Friday, May 27, 2011

Let Them Eat Cake - Cupcakes

Everyone, royalty and commoners, is eating cake, especially cupcakes  now. Cupcakes have been dessert treats since the early 19th century but have regained popularity in the last few years.

Last Saturday we had a reception in our home for our daughter and her new husband. They were married the same weekend as the other royal couple, the ones in England. Cupcakes seemed like the perfect dessert to serve and several friends had asked to help with the event, so I asked them to bring cupcakes. We had a wonderful variety and the individual sized treats were perfect with the casual barbecue beef and baked beans we served.

One flavor that was a hit was Pink Champagne Cupcakes. This was new to me, but after searching the web for the recipe, I realized that the royal couple, the ones in England, had served Champagne Cupcakes at their wedding reception. I guess I was so busy with our own wedding arrangements, I missed that detail! There are several recipes available, but the easiest one uses a white cake mix, I've posted it below for you.

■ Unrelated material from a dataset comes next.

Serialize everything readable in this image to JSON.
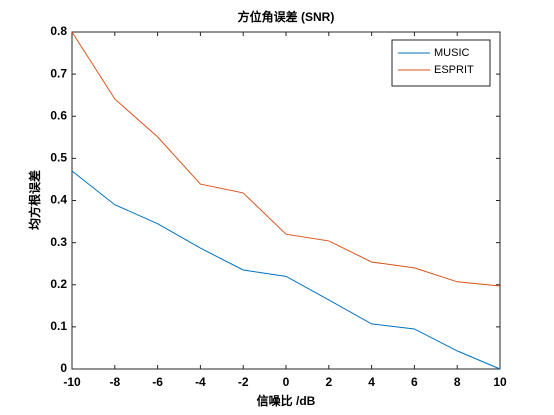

But I also found out other interesting information about cupcakes. They may have came about as a way of measuring the ingredients - by tea cups which were common measurement tools before standardized measuring cups and spoons were available. Cupcakes were also originally baked in cups. Because cupcakes bake much quicker than a cake, they turned out better and were less likely to burn in a hearth oven.

Today we like cupcakes because they are so convenient. They are one serving size, ready to eat. They are easy to carry and pack. You can be creative with packaging, decorating and shapes; there are many selections of cupcake papers and pan shapes to choose. Commercial companies have realized the convenience of cupcakes for marketing snack foods for years. The Hostess cupcake first appeared (without the squiggle on top) in 1919.

So whether you are royalty or just want to live like royalty, it's not flippant to say "Let them eat cake".

Pink Champagne Cupcakes

1 box white cake mix
1 1/4 cups champagne
1/3 cup vegetable oil
3 egg whites
4 to 5 drops red food coloring

Heat oven to 350 degrees. Place paper baking cups in each of 24 regular size muffin cups. In a large bowl, combine dry cake mix and champagne. Add oil, eggs and food color. Beat with electric mixer on medium speed for 2 minutes. Divide batter evenly among muffin cups. Bake 17 to 22 minutes or until toothpick inserted in center comes out clean. Cool 10 minutes; remove from pan to cooling rack. Cool completely, about 30 minutes.

Frosting
1/2 cup butter or margarine, softened
4 cups powdered sugar
1/4 cup champagne
1 teaspoon vanilla
4 to 5 drops red food coloring

In medium bowl, beat frosting ingredients with electric mixer on medium speed until smooth. Frost cupcakes. Sprinkle with pink decorator sugar crystals and edible pink pearls.